Deploying Azure Databricks in your Azure Virtual Network (Preview)

The default deployment of Azure Databricks is a fully managed service on Azure: all data plane resources, including a virtual network that all clusters will be associated with, are deployed to a locked resource group. If you require network customization, however, you can deploy Azure Databricks in your own Azure Virtual Network (VNet), enabling you to:

  • Connect Azure Databricks to other Azure services (such as Azure Storage) in a secure manner using service endpoints.
  • Connect to on-premises data sources for use with Azure Databricks, taking advantage of user-defined routes.
  • Connect Azure Databricks to a network virtual appliance to inspect all outbound traffic and take actions according to allow and deny rules.
  • Configure Azure Databricks to use custom DNS.
  • Configure inbound network security group (NSG) rules to allow traffic to additional ports like H2O Flow, or outbound NSG rules to specify egress traffic.
  • Deploy Azure Databricks workspaces in your existing Azure Virtual Network.

Deploying Azure Databricks to your own VNet also lets you take advantage of smaller CIDR ranges (/16-/20 for the virtual network, /18-/22 for the subnets).

Note

The ability to deploy Azure Databricks to your own VNet is a preview feature and requires enrollment. To enroll, Azure Databricks must whitelist your subscription. Please work directly with your account team or send the following details to feedback_azuredatabricks@service.microsoft.com:

  • Subscription ID
  • Region
  • Description of why and how you plan to use the feature

You will be contacted and provided with detailed deployment instructions and assistance.

Workflow

To deploy Azure Databricks in your own Azure Virtual Network, you do the following:

  1. Prepare or update a virtual network to which you would like to deploy an Azure Databricks workspace.
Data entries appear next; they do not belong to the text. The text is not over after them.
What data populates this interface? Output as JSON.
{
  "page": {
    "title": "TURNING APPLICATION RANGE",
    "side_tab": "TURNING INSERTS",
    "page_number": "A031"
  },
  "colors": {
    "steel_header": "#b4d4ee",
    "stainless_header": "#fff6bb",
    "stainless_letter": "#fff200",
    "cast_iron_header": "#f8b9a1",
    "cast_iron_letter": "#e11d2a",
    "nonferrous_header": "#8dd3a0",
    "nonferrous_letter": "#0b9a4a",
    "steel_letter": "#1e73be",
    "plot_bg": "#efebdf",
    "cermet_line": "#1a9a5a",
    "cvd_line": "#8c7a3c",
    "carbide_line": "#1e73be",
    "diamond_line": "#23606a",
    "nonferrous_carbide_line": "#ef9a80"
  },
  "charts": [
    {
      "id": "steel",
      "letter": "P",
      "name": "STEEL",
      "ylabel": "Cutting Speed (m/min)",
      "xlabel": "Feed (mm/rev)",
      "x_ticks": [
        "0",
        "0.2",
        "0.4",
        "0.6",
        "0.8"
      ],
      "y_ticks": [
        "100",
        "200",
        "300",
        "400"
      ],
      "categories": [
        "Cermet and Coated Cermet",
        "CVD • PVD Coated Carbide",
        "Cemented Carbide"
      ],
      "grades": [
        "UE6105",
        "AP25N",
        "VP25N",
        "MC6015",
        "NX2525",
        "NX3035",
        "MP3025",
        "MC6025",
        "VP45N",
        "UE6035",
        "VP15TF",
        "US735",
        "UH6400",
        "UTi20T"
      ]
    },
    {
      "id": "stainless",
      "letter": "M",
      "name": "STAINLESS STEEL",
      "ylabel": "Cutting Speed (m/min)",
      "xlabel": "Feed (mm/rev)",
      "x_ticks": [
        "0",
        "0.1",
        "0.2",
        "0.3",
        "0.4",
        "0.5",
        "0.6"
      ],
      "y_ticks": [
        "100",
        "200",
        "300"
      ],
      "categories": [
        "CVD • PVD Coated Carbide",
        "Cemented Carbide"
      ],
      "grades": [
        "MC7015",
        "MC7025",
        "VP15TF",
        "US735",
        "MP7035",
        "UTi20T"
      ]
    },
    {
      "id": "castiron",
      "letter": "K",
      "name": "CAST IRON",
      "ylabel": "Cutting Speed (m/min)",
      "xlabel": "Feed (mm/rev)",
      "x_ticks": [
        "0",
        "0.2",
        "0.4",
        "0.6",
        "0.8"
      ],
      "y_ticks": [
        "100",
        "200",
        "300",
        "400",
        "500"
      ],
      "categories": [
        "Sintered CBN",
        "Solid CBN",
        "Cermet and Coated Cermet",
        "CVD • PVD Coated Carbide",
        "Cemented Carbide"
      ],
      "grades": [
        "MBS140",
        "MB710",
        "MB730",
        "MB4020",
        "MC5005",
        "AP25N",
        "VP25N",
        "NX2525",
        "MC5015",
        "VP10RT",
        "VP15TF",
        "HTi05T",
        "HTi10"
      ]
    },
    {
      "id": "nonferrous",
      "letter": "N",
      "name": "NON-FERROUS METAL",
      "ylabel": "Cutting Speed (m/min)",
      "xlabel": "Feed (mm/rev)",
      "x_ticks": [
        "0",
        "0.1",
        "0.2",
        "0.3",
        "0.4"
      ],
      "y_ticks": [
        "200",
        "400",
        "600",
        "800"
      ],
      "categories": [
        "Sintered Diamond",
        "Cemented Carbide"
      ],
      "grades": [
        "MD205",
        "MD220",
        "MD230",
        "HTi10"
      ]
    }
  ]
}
    Two new subnets, dedicated to Azure Databricks, are required in the virtual network:

    • A private subnet with an associated network security group that allows cluster-internal communication.
    • A public subnet with an associated network security group that allows communication with the Azure Databricks control plane.

    A CIDR block between /16 - /20 is required for the virtual network, and a CIDR block between /18 - /22 is required for the private and public subnets.

  2. Create an Azure Databricks workspace in the configured virtual network.

You will be provided with ARM templates for use in configuring your Azure Virtual Network and creating your Azure Databricks workspace.